En 2012, plusieurs organismes se sont exprimés en faveur de la PrEP, allant jusqu’à l’autorisation du Truvada en usage préventif aux États-Unis mais aussi en Équateur, en proposant la mise en place de projets d’études en vie réelle comme le recommandent les guidelines de l’OMS. De plus, cet organisme indique clairement quelles sont les personnes qui doivent bénéficier en priorité de ce nouvel outil de prévention, à savoir les couples sérodifférents hétérosexuels et hommes gais, bisexuels et transgenres. Dans un avis rendu en mai 2012, le Conseil national du sida considère que la PrEP, combinée à la promotion des moyens classiques de protection, réduit significativement le risque de contamination et qu’elle est aussi seule un moyen de réduire le risque, préférable à l’absence de toute protection. Le groupe d’experts organisé par le Professeur Yéni a rendu un avis le 20 février 2012. Si le groupe ne recommande pas la PrEP sur le plan de la santé publique, il le fait du point de vue de la santé individuelle et émet des recommandations précises destinées à éviter les mésusages. Dans cette optique, il nous parait cohérent de mettre en place une RTU à même de répondre aux défis des usages hors AMM. La non-autorisation de Truvada poserait en effet plusieurs problèmes : il se développera un marché noir du Truvada, un développement de PrEP « sauvages » et les usagers n’auront pas la garantie d’un suivi médical adapté.

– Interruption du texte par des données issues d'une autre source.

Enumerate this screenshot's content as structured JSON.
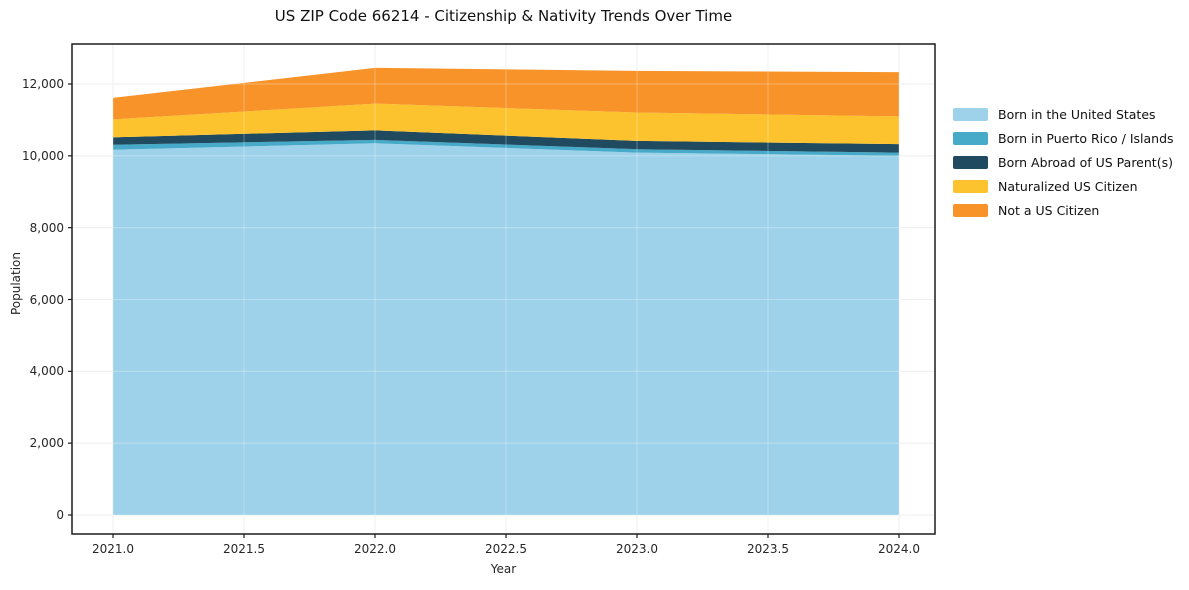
{
  "title": "US ZIP Code 66214 - Citizenship & Nativity Trends Over Time",
  "axes": {
    "x_label": "Year",
    "y_label": "Population",
    "x_tick_labels": [
      "2021.0",
      "2021.5",
      "2022.0",
      "2022.5",
      "2023.0",
      "2023.5",
      "2024.0"
    ],
    "y_tick_labels": [
      "0",
      "2,000",
      "4,000",
      "6,000",
      "8,000",
      "10,000",
      "12,000"
    ]
  },
  "colors": {
    "frame": "#1c1c1c",
    "tick_text": "#262626",
    "grid_under": "#e8e8e8",
    "grid_over": "rgba(255,255,255,0.30)"
  },
  "chart_data": {
    "type": "area",
    "stacked": true,
    "title": "US ZIP Code 66214 - Citizenship & Nativity Trends Over Time",
    "xlabel": "Year",
    "ylabel": "Population",
    "x": [
      2021,
      2022,
      2023,
      2024
    ],
    "series": [
      {
        "name": "Born in the United States",
        "color": "#9ed2ea",
        "values": [
          10170,
          10350,
          10090,
          10000
        ]
      },
      {
        "name": "Born in Puerto Rico / Islands",
        "color": "#46aac8",
        "values": [
          140,
          95,
          95,
          90
        ]
      },
      {
        "name": "Born Abroad of US Parent(s)",
        "color": "#1f4a5f",
        "values": [
          205,
          265,
          230,
          235
        ]
      },
      {
        "name": "Naturalized US Citizen",
        "color": "#fcc32e",
        "values": [
          500,
          745,
          790,
          775
        ]
      },
      {
        "name": "Not a US Citizen",
        "color": "#f79329",
        "values": [
          600,
          995,
          1160,
          1230
        ]
      }
    ],
    "stack_totals": [
      11615,
      12450,
      12365,
      12330
    ],
    "x_tick_values": [
      2021.0,
      2021.5,
      2022.0,
      2022.5,
      2023.0,
      2023.5,
      2024.0
    ],
    "y_tick_values": [
      0,
      2000,
      4000,
      6000,
      8000,
      10000,
      12000
    ],
    "xlim": [
      2020.84,
      2024.14
    ],
    "ylim": [
      -530,
      13120
    ],
    "grid": true,
    "legend_position": "right-outside"
  }
}
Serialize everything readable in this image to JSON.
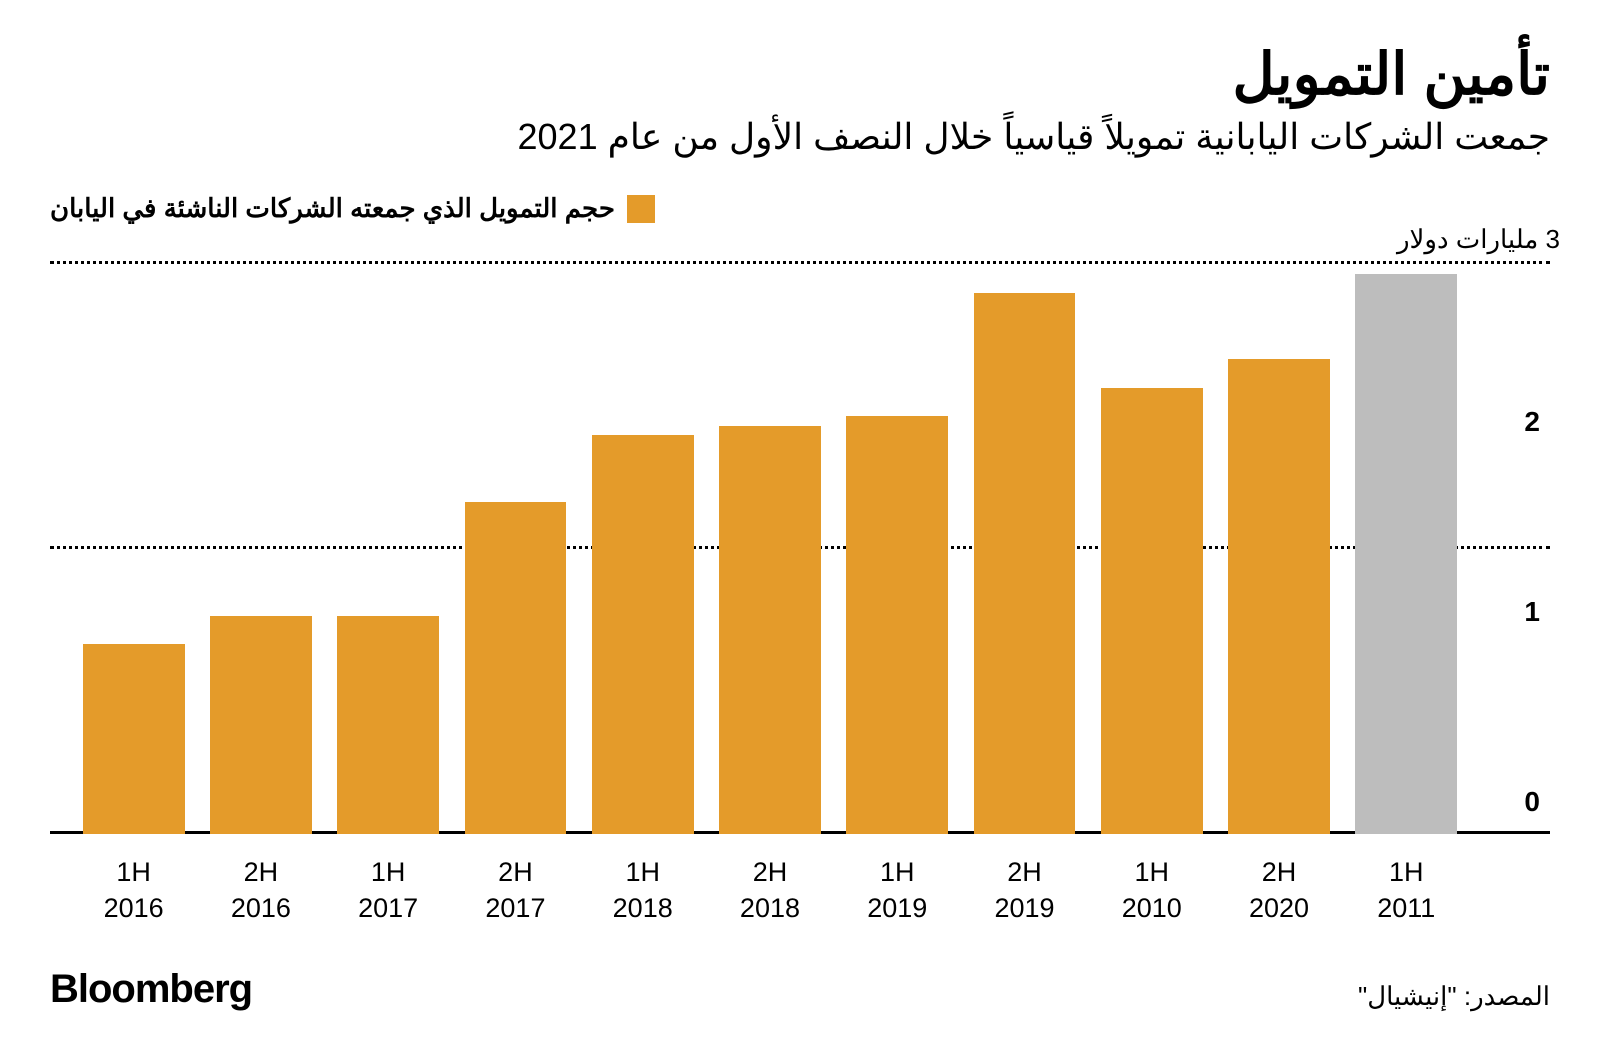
{
  "title": "تأمين التمويل",
  "subtitle": "جمعت الشركات اليابانية تمويلاً قياسياً خلال النصف الأول من عام 2021",
  "legend": {
    "swatch_color": "#e49b2a",
    "label": "حجم التمويل الذي جمعته الشركات الناشئة في اليابان"
  },
  "chart": {
    "type": "bar",
    "y_unit_label": "3 مليارات دولار",
    "ylim": [
      0,
      3
    ],
    "yticks": [
      {
        "value": 0,
        "label": "0"
      },
      {
        "value": 1,
        "label": "1"
      },
      {
        "value": 2,
        "label": "2"
      }
    ],
    "gridlines_at": [
      1.5,
      3
    ],
    "baseline_color": "#000000",
    "grid_color": "#000000",
    "background_color": "#ffffff",
    "bar_width_pct": 80,
    "bars": [
      {
        "label_top": "1H",
        "label_bottom": "2016",
        "value": 1.0,
        "color": "#e49b2a"
      },
      {
        "label_top": "2H",
        "label_bottom": "2016",
        "value": 1.15,
        "color": "#e49b2a"
      },
      {
        "label_top": "1H",
        "label_bottom": "2017",
        "value": 1.15,
        "color": "#e49b2a"
      },
      {
        "label_top": "2H",
        "label_bottom": "2017",
        "value": 1.75,
        "color": "#e49b2a"
      },
      {
        "label_top": "1H",
        "label_bottom": "2018",
        "value": 2.1,
        "color": "#e49b2a"
      },
      {
        "label_top": "2H",
        "label_bottom": "2018",
        "value": 2.15,
        "color": "#e49b2a"
      },
      {
        "label_top": "1H",
        "label_bottom": "2019",
        "value": 2.2,
        "color": "#e49b2a"
      },
      {
        "label_top": "2H",
        "label_bottom": "2019",
        "value": 2.85,
        "color": "#e49b2a"
      },
      {
        "label_top": "1H",
        "label_bottom": "2010",
        "value": 2.35,
        "color": "#e49b2a"
      },
      {
        "label_top": "2H",
        "label_bottom": "2020",
        "value": 2.5,
        "color": "#e49b2a"
      },
      {
        "label_top": "1H",
        "label_bottom": "2011",
        "value": 2.95,
        "color": "#bdbdbd"
      }
    ]
  },
  "footer": {
    "brand": "Bloomberg",
    "source": "المصدر: \"إنيشيال\""
  }
}
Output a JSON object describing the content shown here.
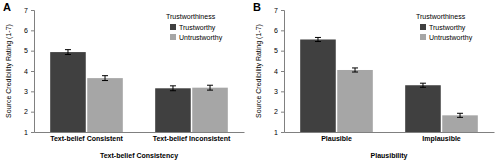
{
  "chart_data": [
    {
      "type": "bar",
      "title": "A",
      "x_label": "Text-belief Consistency",
      "y_label": "Source Credibility Rating (1-7)",
      "legend_title": "Trustworthiness",
      "categories": [
        "Text-belief Consistent",
        "Text-belief Inconsistent"
      ],
      "series": [
        {
          "name": "Trustworthy",
          "color": "#404040",
          "values": [
            4.93,
            3.15
          ],
          "errors": [
            0.12,
            0.12
          ]
        },
        {
          "name": "Untrustworthy",
          "color": "#a6a6a6",
          "values": [
            3.65,
            3.18
          ],
          "errors": [
            0.12,
            0.12
          ]
        }
      ],
      "ylim": [
        1,
        7
      ],
      "yticks": [
        1,
        2,
        3,
        4,
        5,
        6,
        7
      ],
      "grid": false,
      "legend": "upper right"
    },
    {
      "type": "bar",
      "title": "B",
      "x_label": "Plausibility",
      "y_label": "Source Credibility Rating (1-7)",
      "legend_title": "Trustworthiness",
      "categories": [
        "Plausible",
        "Implausible"
      ],
      "series": [
        {
          "name": "Trustworthy",
          "color": "#404040",
          "values": [
            5.55,
            3.3
          ],
          "errors": [
            0.1,
            0.1
          ]
        },
        {
          "name": "Untrustworthy",
          "color": "#a6a6a6",
          "values": [
            4.05,
            1.82
          ],
          "errors": [
            0.1,
            0.1
          ]
        }
      ],
      "ylim": [
        1,
        7
      ],
      "yticks": [
        1,
        2,
        3,
        4,
        5,
        6,
        7
      ],
      "grid": false,
      "legend": "upper right"
    }
  ]
}
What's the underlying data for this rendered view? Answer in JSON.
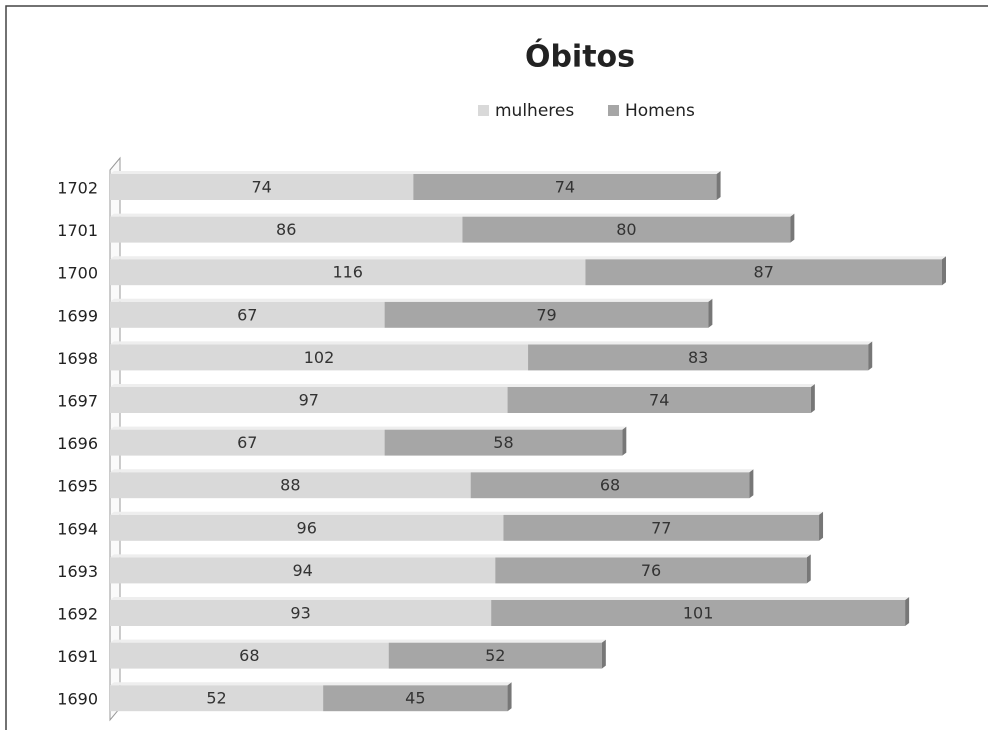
{
  "chart_data": {
    "type": "stacked-bar-horizontal",
    "title": "Óbitos",
    "categories": [
      "1702",
      "1701",
      "1700",
      "1699",
      "1698",
      "1697",
      "1696",
      "1695",
      "1694",
      "1693",
      "1692",
      "1691",
      "1690"
    ],
    "series": [
      {
        "name": "mulheres",
        "color": "#d9d9d9",
        "values": [
          74,
          86,
          116,
          67,
          102,
          97,
          67,
          88,
          96,
          94,
          93,
          68,
          52
        ]
      },
      {
        "name": "Homens",
        "color": "#a6a6a6",
        "values": [
          74,
          80,
          87,
          79,
          83,
          74,
          58,
          68,
          77,
          76,
          101,
          52,
          45
        ]
      }
    ],
    "data_labels": true,
    "legend": "top"
  }
}
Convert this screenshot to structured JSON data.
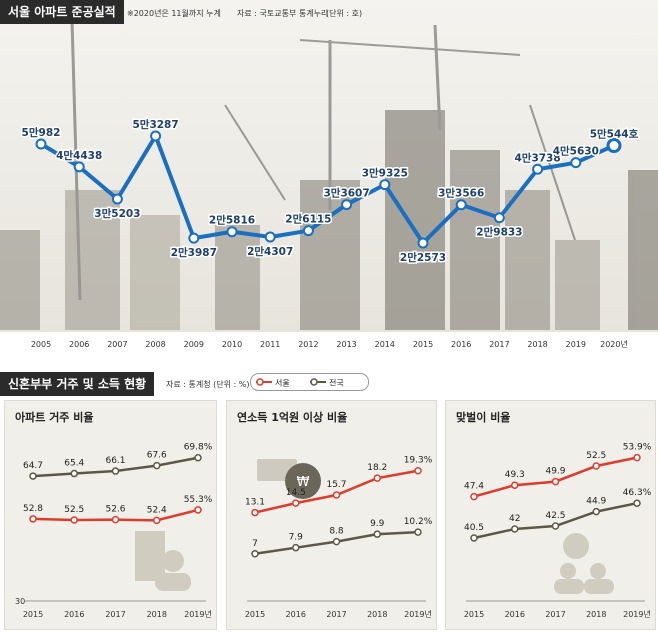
{
  "header": {
    "title": "서울 아파트 준공실적",
    "note": "※2020년은 11월까지 누계",
    "source": "자료 : 국토교통부 통계누리",
    "unit": "(단위 : 호)"
  },
  "section2": {
    "title": "신혼부부 거주 및 소득 현황",
    "source": "자료 : 통계청 (단위 : %)",
    "legend_seoul": "서울",
    "legend_national": "전국"
  },
  "colors": {
    "accent_blue": "#1a6fc0",
    "seoul_red": "#e03a2b",
    "national_dark": "#5c5747"
  },
  "chart_data": [
    {
      "type": "line",
      "title": "서울 아파트 준공실적",
      "x": [
        "2005",
        "2006",
        "2007",
        "2008",
        "2009",
        "2010",
        "2011",
        "2012",
        "2013",
        "2014",
        "2015",
        "2016",
        "2017",
        "2018",
        "2019",
        "2020년"
      ],
      "values": [
        50982,
        44438,
        35203,
        53287,
        23987,
        25816,
        24307,
        26115,
        33607,
        39325,
        22573,
        33566,
        29833,
        43738,
        45630,
        50544
      ],
      "labels": [
        "5만982",
        "4만4438",
        "3만5203",
        "5만3287",
        "2만3987",
        "2만5816",
        "2만4307",
        "2만6115",
        "3만3607",
        "3만9325",
        "2만2573",
        "3만3566",
        "2만9833",
        "4만3738",
        "4만5630",
        "5만544호"
      ]
    },
    {
      "type": "line",
      "title": "아파트 거주 비율",
      "x": [
        "2015",
        "2016",
        "2017",
        "2018",
        "2019년"
      ],
      "series": [
        {
          "name": "전국",
          "values": [
            64.7,
            65.4,
            66.1,
            67.6,
            69.8
          ],
          "labels": [
            "64.7",
            "65.4",
            "66.1",
            "67.6",
            "69.8%"
          ]
        },
        {
          "name": "서울",
          "values": [
            52.8,
            52.5,
            52.6,
            52.4,
            55.3
          ],
          "labels": [
            "52.8",
            "52.5",
            "52.6",
            "52.4",
            "55.3%"
          ]
        }
      ],
      "ylim": [
        30,
        75
      ],
      "y_tick": "30"
    },
    {
      "type": "line",
      "title": "연소득 1억원 이상 비율",
      "x": [
        "2015",
        "2016",
        "2017",
        "2018",
        "2019년"
      ],
      "series": [
        {
          "name": "서울",
          "values": [
            13.1,
            14.5,
            15.7,
            18.2,
            19.3
          ],
          "labels": [
            "13.1",
            "14.5",
            "15.7",
            "18.2",
            "19.3%"
          ]
        },
        {
          "name": "전국",
          "values": [
            7,
            7.9,
            8.8,
            9.9,
            10.2
          ],
          "labels": [
            "7",
            "7.9",
            "8.8",
            "9.9",
            "10.2%"
          ]
        }
      ],
      "ylim": [
        0,
        24
      ]
    },
    {
      "type": "line",
      "title": "맞벌이 비율",
      "x": [
        "2015",
        "2016",
        "2017",
        "2018",
        "2019년"
      ],
      "series": [
        {
          "name": "서울",
          "values": [
            47.4,
            49.3,
            49.9,
            52.5,
            53.9
          ],
          "labels": [
            "47.4",
            "49.3",
            "49.9",
            "52.5",
            "53.9%"
          ]
        },
        {
          "name": "전국",
          "values": [
            40.5,
            42,
            42.5,
            44.9,
            46.3
          ],
          "labels": [
            "40.5",
            "42",
            "42.5",
            "44.9",
            "46.3%"
          ]
        }
      ],
      "ylim": [
        30,
        57
      ]
    }
  ]
}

Plusieurs associations de lutte contre le sida et LGBT se sont exprimées en faveur de l’accès au Truvada en prophylaxie pré-exposition. Sollicité par le professeur Jean-François Delfraissy de l’ANRS, le comité associatif de l’essai Ipergay, qui regroupe un nombre conséquent d’associations de lutte contre le sida et LGBT, s’est clairement exprimé en octobre dernier avec une très large majorité. Dans sa déclaration, le Comité a indiqué qu’il « souhaite la mise en place d’une PrEP en continu selon le cadre des recommandations du groupe d’experts français ». De son côté, l’association AIDES a demandé l’élaboration d’une RTU auprès de l’ANSM.

Le Truvada en PrEP peut se comparer à la pilule contraceptive chez les femmes. Son emploi relève de la liberté de choix des individus. Ces individus doivent avoir une connaissance éclairée de l’emploi de ce médicament et de ses effets éventuels et ils doivent bénéficier d’un suivi médical. Truvada apporte un bénéfice aux personnes qui n’utilisent plus le préservatif, et répond donc à un besoin actuellement non couvert. Sa non-autorisation ne peut donc que reposer sur la crainte d’effets secondaires. Or, ces effets secondaires éventuels existent déjà pour son utilisation thérapeutique et ceci n’a pas empêché la mise sur le marché du Truvada alors qu’il existe d’autres médicaments que celui-ci en thérapeutique. Si la crainte d’effets secondaires est invoquée alors il faudrait retirer l’autorisation de mise sur le marché à Truvada en thérapeutique.

En conséquence de ces éléments, Warning considère que la non-autorisation du Truvada en PrEP poserait un problème de mise en danger des personnes qui n’utilisent pas le préservatif alors qu’il existe un moyen d’éviter leur contamination. La question du droit des personnes se poserait alors.